Que se passe-t-il dans la tête d’un homme quand il apprend qu’il n’a plus que quelques mois à vivre ? Voilà la question qui irrigue l’ensemble de ce récit de Neil Gaiman et David McKean originellement publié en 1992 en Grande-Bretagne et qu’Au diable Vauvert ressort ici dans une version revue et augmentée de 3 nouvelles (assez dispensables d’ailleurs) de McKean.
“Signal/Bruit” est l’histoire d’un réalisateur qui aura bientôt 50 ans. Une douleur à la poitrine le pousse à passer des examens qui révèlent une tumeur très avancée. L’homme n’en a plus que pour quelques mois. Refusant les traitements qui lui sont proposés, il décide de se terrer chez lui et de tourner un dernier film, pour lui seul, dans sa tête. Le scénario lui vient facilement : en 999, juste avant le passage au nouveau millénaire, des villageois croyant l’heure de l’Apocalypse venue, se réunissent et gravissent ensemble une montagne toute proche pour attendre la fin…
Résumée comme cela, cette histoire peut paraître simple. Il n’en est pourtant rien. Car les auteurs enchevêtrent ici différents niveaux de narration : les images du réalisateur alternent en effet avec celles du film qu’il est en train de tourner dans sa tête ou dont il rêve. A quoi il faut ajouter les double pages introduisant chaque chapitre (au nombre de 11) qui, avec leurs textes assemblés aléatoirement, semblent aussi raconter quelque chose.

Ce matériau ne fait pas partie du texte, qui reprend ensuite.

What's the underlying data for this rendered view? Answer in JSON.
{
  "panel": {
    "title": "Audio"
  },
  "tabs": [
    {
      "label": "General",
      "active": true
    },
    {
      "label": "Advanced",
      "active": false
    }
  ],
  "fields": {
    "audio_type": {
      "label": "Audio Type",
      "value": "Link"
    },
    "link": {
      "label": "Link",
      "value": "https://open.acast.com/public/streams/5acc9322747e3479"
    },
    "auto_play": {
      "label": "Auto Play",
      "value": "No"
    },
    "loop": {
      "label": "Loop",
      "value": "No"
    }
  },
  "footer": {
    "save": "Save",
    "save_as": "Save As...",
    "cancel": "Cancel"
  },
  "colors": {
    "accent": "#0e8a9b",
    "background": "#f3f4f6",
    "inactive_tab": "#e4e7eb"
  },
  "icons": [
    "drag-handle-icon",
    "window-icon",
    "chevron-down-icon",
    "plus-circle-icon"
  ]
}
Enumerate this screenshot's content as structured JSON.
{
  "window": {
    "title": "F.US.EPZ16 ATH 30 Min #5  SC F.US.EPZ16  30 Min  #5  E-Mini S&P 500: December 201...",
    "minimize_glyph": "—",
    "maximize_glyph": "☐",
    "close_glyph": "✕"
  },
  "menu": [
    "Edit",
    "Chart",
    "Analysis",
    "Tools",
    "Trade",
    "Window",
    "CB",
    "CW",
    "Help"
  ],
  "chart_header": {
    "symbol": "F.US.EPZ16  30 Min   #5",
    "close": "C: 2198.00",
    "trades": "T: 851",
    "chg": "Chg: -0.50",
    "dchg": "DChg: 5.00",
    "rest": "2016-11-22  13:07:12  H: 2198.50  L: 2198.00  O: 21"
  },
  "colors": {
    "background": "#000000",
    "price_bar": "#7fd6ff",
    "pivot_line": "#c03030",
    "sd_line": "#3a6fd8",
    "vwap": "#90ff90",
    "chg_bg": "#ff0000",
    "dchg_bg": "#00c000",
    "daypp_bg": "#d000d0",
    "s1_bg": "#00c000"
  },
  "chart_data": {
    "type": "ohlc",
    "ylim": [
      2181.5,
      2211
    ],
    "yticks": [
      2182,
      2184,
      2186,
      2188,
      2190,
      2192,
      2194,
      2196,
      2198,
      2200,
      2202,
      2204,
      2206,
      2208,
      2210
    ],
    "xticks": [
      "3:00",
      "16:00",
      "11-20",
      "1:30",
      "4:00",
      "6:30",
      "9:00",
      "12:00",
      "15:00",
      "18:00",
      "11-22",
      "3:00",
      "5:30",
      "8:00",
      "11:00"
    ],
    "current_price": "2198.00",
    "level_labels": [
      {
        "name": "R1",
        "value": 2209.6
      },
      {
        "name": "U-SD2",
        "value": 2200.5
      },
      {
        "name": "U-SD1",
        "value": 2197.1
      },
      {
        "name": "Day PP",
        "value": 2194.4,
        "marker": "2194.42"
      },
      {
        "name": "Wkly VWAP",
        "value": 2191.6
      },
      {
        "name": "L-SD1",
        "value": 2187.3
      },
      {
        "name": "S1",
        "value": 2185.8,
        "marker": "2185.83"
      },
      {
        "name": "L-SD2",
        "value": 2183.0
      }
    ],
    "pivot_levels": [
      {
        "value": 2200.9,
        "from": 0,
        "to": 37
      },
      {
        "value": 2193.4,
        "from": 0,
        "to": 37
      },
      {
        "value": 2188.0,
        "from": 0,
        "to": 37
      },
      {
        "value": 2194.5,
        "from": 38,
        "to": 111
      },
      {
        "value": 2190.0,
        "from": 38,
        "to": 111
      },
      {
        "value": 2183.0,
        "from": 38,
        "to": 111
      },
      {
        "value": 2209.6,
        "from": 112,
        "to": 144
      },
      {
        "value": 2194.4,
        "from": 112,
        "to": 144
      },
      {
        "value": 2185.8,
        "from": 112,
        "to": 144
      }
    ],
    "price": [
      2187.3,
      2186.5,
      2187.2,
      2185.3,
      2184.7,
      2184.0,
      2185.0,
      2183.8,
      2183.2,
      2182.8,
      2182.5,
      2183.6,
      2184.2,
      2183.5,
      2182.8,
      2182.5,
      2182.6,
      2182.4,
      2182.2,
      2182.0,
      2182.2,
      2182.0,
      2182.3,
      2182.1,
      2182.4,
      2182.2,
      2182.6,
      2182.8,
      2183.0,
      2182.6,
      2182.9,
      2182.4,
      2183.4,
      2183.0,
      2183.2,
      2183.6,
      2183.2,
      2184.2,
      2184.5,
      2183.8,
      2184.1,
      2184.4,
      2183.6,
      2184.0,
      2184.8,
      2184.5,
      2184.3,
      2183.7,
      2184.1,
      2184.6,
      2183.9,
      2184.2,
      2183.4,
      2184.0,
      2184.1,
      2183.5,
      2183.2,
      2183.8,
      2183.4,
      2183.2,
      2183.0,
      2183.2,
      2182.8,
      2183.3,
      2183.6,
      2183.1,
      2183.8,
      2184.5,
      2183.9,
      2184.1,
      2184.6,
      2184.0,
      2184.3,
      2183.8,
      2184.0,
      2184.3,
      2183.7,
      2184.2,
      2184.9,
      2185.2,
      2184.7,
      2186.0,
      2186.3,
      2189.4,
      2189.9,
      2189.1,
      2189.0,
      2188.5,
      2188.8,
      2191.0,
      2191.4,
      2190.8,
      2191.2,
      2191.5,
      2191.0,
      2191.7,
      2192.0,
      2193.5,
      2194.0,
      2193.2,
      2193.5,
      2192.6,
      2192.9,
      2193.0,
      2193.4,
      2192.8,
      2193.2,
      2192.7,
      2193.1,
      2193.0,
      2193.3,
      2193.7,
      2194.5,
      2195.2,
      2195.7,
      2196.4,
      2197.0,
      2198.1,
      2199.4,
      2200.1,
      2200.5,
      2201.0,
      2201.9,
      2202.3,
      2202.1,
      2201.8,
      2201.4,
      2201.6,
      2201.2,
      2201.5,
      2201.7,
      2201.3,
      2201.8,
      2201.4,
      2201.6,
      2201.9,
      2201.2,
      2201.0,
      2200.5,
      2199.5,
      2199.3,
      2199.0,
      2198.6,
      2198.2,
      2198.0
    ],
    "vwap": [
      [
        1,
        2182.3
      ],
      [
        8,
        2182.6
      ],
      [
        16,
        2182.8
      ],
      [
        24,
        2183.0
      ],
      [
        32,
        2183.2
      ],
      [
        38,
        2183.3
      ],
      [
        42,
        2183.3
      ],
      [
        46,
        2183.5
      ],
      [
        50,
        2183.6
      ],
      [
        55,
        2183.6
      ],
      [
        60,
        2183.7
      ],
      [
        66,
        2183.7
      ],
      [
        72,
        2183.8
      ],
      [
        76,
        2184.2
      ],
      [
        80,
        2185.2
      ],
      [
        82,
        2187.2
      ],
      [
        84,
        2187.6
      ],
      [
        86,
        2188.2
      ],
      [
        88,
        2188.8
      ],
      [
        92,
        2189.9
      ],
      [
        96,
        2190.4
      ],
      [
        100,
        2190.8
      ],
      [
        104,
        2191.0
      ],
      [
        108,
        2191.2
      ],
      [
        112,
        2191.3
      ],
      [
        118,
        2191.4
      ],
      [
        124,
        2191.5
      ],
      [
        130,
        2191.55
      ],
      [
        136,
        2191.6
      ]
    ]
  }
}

Et comme chacun attend la fin proche, il n’est pas toujours facile de discerner qui fait quoi ou qui pense quoi. Le réalisateur ? Ses acteurs ? Gaiman et McKean ? Une confusion bien sûr voulue par les auteurs et même soigneusement entretenue par le travail graphique singulièrement déroutant (comme d’habitude) de McKean qui mêle ici dessins à la gouache, crayonnés, photographies, collages et traitement informatique.
Une forme hybride qui fait de “Signal/Bruit” une œuvre qui se “ressent” autant qu’elle se lit. Car c’est bien la perte de repères, la confusion et la tempête sous le crâne du réalisateur que McKean et Gaiman veulent nous faire éprouver et partager. C’est bien à notre inconscient que McKean s’adresse avec ces métaphores (la montagne à gravir, le sablier, les squelettes chevauchant) et ce travail graphique troublant. Ils visent bel et bien à nous bousculer, à remuer, à susciter le trouble, à appuyer là où ça fait mal. Et à nous obliger à nous coltiner ce que l’on n’a pas vraiment envie : la mort. Notre petite apocalypse personnelle. Et ce que l’on fera (et s’inventera peut-être) quand on la sentira venir.
Vous l’avez compris, “Signal/Bruit” est une œuvre clairement iconoclaste, assez dérangeante. Qui entend pousser plus loin la relation texte/image pour créer une expérience de lecture différente. Une ambition exigeante pour le lecteur, qui sera diversement accueillie selon les sensibilités de chacun, mais vraiment originale.